= Japan and South Korea Women's League Championship =

Women's association football competition

Japan and South Korea Women's League Championship (日韓女子リーグチャンピオンシップ, 한일여자리그 챔피언십) was a women's association football competition between the clubs of Nadeshiko League (Japan Women's Football League division 1) winners and WK-League (Korea Republic Women's Football League) winners.

==History==
The first edition was held in March 2010, where the two league winners of 2009 season competed. This competition aims at being developed into women's version of AFC Champions League, that is, many other Asian countries taking part.

==Results==

===2010===
The first edition was held at the home ground of the 2009 Japanese champion Urawa Red Diamonds Ladies.
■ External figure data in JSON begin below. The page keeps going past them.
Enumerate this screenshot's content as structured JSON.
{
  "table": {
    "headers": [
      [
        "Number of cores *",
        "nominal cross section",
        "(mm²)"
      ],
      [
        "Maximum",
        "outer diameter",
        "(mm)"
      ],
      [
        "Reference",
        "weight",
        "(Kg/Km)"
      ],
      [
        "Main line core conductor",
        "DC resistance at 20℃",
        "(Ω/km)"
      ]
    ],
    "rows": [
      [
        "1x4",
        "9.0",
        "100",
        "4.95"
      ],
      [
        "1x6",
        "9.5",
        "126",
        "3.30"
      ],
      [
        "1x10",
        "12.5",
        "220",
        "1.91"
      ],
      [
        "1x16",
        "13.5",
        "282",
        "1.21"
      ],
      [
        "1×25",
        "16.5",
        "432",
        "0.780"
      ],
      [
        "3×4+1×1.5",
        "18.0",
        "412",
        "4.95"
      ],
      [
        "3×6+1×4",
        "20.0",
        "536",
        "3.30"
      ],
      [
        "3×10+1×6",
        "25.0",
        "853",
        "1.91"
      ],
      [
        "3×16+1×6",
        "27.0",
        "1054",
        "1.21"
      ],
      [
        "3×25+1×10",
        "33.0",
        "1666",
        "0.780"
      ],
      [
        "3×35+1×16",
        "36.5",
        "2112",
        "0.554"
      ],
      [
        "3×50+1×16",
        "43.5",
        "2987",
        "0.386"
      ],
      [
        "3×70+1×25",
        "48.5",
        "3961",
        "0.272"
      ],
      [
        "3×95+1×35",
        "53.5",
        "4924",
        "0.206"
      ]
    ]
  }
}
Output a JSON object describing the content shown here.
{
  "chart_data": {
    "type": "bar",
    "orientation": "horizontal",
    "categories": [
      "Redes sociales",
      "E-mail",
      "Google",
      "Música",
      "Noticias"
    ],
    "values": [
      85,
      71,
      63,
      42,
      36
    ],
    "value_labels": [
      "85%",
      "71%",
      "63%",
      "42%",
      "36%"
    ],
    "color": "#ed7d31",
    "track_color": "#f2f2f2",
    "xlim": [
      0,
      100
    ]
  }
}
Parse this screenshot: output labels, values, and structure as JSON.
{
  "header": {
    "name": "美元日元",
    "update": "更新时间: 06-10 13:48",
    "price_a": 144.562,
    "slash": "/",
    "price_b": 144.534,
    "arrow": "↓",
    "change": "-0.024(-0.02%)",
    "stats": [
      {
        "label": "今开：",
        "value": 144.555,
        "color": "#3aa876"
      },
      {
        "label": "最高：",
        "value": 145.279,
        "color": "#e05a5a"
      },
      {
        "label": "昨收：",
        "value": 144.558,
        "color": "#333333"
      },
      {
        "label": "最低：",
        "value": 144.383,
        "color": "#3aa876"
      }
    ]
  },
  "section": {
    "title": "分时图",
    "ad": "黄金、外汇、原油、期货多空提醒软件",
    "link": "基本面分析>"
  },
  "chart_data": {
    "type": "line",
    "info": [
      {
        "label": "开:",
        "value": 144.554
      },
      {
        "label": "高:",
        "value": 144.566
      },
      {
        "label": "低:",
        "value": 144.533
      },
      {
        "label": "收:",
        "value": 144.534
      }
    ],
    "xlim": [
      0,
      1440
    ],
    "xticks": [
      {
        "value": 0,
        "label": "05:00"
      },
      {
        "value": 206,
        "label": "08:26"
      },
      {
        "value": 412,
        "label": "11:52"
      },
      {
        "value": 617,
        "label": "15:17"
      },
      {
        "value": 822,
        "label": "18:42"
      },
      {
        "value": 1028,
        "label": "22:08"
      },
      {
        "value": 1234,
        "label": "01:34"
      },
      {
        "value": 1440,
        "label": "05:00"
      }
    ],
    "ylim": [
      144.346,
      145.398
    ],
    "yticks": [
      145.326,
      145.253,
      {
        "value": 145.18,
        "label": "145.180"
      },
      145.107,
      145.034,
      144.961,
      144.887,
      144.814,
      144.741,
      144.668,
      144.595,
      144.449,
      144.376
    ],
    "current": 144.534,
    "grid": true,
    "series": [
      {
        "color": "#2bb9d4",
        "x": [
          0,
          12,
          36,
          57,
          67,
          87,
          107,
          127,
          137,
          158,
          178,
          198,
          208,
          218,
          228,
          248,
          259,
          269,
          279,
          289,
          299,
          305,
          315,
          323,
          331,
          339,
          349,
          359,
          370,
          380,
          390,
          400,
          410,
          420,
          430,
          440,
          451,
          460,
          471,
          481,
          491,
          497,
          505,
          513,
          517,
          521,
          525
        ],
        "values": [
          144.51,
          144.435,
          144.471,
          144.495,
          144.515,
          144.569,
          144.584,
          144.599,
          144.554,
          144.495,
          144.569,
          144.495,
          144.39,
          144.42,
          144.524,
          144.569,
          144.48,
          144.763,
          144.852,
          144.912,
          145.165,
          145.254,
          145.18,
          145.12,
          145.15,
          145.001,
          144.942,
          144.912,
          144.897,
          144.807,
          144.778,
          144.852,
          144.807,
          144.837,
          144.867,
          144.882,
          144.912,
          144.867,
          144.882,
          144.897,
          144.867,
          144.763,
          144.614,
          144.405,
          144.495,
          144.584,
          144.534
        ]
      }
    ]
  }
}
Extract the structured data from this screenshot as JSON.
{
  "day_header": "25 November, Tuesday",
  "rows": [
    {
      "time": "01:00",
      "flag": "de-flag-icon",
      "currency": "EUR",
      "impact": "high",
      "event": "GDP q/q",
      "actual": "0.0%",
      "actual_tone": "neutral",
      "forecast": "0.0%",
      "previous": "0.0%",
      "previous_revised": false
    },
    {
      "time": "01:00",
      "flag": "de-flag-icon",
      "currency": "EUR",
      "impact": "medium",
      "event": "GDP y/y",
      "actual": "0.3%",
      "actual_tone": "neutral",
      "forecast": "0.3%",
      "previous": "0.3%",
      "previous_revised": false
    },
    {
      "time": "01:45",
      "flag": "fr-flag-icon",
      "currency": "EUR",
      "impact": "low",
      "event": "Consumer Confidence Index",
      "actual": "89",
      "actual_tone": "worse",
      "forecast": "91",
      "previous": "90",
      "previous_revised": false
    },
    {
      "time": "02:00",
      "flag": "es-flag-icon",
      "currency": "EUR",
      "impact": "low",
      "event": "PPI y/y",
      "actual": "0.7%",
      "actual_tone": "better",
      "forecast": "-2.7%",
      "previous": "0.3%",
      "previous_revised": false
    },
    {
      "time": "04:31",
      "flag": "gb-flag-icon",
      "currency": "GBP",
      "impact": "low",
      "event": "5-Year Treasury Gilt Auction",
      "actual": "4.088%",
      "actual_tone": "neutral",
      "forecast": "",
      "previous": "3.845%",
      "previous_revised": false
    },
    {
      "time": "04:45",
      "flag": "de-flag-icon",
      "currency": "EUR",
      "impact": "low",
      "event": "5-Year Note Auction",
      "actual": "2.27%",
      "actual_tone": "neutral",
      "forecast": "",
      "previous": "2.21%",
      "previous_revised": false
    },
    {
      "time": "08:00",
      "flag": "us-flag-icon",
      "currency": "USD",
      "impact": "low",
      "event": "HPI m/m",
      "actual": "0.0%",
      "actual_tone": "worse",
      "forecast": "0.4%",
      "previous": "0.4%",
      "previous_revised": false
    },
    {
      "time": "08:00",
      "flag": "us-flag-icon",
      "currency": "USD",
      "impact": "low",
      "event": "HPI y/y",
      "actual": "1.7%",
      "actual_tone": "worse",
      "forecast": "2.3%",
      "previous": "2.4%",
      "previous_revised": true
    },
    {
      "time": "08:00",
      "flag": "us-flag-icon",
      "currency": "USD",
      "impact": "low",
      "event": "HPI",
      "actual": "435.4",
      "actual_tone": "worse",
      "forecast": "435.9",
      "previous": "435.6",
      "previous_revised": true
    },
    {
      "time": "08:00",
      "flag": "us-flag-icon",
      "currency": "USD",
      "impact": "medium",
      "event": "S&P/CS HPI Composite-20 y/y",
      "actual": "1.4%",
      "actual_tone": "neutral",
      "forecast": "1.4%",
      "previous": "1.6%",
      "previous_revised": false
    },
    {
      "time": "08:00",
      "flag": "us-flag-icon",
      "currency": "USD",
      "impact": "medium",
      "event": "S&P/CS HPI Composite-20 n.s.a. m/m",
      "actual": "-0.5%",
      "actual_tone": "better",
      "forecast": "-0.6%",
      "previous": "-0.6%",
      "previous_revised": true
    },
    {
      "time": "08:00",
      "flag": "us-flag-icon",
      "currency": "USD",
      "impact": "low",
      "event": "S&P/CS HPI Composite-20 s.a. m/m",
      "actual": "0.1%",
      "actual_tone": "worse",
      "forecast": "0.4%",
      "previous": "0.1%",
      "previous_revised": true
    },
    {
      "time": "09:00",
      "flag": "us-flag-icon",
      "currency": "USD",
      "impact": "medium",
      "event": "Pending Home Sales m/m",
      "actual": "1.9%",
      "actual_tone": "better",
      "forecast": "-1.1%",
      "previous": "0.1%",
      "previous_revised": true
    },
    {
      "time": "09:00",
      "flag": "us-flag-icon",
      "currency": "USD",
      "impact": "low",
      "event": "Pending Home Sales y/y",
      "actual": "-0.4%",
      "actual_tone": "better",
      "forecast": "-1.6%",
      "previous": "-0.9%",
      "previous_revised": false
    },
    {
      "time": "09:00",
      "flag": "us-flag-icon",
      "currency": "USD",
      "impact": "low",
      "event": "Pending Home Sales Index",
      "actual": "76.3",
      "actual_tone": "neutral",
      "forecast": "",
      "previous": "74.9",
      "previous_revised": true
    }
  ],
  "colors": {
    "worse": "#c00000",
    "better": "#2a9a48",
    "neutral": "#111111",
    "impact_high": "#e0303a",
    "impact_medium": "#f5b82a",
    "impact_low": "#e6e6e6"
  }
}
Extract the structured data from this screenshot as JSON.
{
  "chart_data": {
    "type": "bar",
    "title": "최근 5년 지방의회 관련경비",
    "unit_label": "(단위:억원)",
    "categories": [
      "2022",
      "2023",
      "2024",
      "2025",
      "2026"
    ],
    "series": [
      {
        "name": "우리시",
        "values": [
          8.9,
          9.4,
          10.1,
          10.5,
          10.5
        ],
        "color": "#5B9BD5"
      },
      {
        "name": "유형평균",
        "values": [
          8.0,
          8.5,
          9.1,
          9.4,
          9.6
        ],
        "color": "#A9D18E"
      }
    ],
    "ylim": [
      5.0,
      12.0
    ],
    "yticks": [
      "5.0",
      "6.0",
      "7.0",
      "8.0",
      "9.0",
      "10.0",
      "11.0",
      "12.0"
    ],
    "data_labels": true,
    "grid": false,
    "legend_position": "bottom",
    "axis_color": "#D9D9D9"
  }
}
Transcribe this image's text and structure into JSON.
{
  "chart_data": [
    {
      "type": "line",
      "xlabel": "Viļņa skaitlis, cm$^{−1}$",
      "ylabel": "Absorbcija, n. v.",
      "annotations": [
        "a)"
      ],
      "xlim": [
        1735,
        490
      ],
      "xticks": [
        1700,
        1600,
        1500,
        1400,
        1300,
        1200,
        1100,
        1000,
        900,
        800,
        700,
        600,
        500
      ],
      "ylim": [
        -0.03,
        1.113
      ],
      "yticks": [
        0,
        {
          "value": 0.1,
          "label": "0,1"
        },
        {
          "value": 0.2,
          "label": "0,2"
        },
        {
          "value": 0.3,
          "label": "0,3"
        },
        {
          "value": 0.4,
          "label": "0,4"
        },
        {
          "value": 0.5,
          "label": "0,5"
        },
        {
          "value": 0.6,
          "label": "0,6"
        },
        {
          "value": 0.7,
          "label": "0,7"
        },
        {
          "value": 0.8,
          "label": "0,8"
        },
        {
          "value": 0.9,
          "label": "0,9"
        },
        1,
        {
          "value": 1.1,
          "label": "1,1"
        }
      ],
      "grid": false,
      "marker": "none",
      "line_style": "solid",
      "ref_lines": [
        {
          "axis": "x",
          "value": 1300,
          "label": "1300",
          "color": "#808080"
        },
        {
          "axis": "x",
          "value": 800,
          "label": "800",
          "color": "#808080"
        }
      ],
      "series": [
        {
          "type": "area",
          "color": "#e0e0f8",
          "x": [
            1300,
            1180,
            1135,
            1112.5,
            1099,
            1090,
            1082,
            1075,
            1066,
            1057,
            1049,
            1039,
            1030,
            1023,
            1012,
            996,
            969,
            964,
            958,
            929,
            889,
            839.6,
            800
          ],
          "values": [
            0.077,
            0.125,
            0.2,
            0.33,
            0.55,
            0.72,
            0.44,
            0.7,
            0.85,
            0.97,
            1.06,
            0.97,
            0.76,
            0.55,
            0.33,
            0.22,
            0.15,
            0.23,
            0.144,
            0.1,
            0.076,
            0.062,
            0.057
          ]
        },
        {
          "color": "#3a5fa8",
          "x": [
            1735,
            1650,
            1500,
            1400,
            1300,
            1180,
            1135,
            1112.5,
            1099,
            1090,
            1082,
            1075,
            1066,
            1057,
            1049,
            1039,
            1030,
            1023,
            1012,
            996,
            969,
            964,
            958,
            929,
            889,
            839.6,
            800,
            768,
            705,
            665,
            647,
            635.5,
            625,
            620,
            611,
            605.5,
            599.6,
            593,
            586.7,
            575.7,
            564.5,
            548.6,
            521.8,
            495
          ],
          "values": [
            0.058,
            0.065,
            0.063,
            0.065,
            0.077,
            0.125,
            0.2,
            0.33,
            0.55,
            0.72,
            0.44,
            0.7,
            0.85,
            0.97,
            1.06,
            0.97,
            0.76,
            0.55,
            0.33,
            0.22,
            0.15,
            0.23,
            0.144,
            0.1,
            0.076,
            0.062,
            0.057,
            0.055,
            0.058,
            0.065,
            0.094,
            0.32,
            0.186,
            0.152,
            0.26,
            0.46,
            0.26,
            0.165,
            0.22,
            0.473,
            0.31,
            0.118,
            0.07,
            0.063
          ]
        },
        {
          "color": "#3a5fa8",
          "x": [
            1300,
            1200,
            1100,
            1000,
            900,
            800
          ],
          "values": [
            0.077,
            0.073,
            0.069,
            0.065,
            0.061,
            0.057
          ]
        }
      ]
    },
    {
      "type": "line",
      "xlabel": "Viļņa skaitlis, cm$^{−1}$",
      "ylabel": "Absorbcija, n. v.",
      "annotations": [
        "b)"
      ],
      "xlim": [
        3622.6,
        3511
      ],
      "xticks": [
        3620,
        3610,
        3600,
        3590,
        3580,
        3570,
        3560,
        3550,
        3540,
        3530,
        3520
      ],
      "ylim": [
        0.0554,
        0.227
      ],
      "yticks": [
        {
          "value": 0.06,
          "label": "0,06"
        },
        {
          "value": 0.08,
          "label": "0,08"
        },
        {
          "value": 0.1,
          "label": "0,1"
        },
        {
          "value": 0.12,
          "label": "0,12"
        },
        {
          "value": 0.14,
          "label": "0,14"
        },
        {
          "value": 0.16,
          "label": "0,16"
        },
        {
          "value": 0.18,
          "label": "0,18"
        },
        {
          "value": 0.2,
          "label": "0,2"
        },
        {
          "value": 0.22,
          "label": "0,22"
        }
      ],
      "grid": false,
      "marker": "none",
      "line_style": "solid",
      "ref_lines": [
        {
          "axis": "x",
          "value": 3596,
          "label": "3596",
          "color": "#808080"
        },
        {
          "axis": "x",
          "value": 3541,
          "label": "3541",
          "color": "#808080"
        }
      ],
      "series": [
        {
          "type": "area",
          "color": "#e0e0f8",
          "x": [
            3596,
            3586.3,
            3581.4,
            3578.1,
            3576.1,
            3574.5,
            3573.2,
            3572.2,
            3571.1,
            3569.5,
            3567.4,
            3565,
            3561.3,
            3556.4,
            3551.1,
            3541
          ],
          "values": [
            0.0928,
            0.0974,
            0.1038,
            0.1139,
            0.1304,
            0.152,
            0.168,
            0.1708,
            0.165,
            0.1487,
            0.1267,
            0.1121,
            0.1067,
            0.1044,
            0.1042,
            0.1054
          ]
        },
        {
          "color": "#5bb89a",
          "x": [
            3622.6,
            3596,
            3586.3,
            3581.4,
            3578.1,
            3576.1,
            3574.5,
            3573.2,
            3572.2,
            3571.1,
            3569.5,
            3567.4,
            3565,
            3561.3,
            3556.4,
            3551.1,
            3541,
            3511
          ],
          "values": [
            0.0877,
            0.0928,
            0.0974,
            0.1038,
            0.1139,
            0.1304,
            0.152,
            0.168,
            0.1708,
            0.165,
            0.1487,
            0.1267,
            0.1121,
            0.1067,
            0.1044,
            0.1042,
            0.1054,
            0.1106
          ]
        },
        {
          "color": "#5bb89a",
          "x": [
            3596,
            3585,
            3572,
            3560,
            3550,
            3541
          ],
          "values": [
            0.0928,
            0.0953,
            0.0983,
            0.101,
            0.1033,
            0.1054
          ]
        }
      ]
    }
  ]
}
Urawa Reds reversed the one-goal behind Daekyo Kangaroos in the last five minutes and won the title.

27 March 2010
Urawa Red Diamonds Ladies JPN 4-2 KOR Daekyo Kangaroos
  Urawa Red Diamonds Ladies JPN: Arakawa 29', Niwata 85', Goto 86', 89'
  KOR Daekyo Kangaroos: Pretinha 9', 20'

===2011===
The second edition was moved to South Korea.

13 March 2011
Suwon FMC KOR 0-2 JPN Nippon TV Beleza
  JPN Nippon TV Beleza: Kiryu 73', Ariyoshi 83'

===2012===
The third edition was held at the home ground of Japanese champion INAC Kobe Leonessa.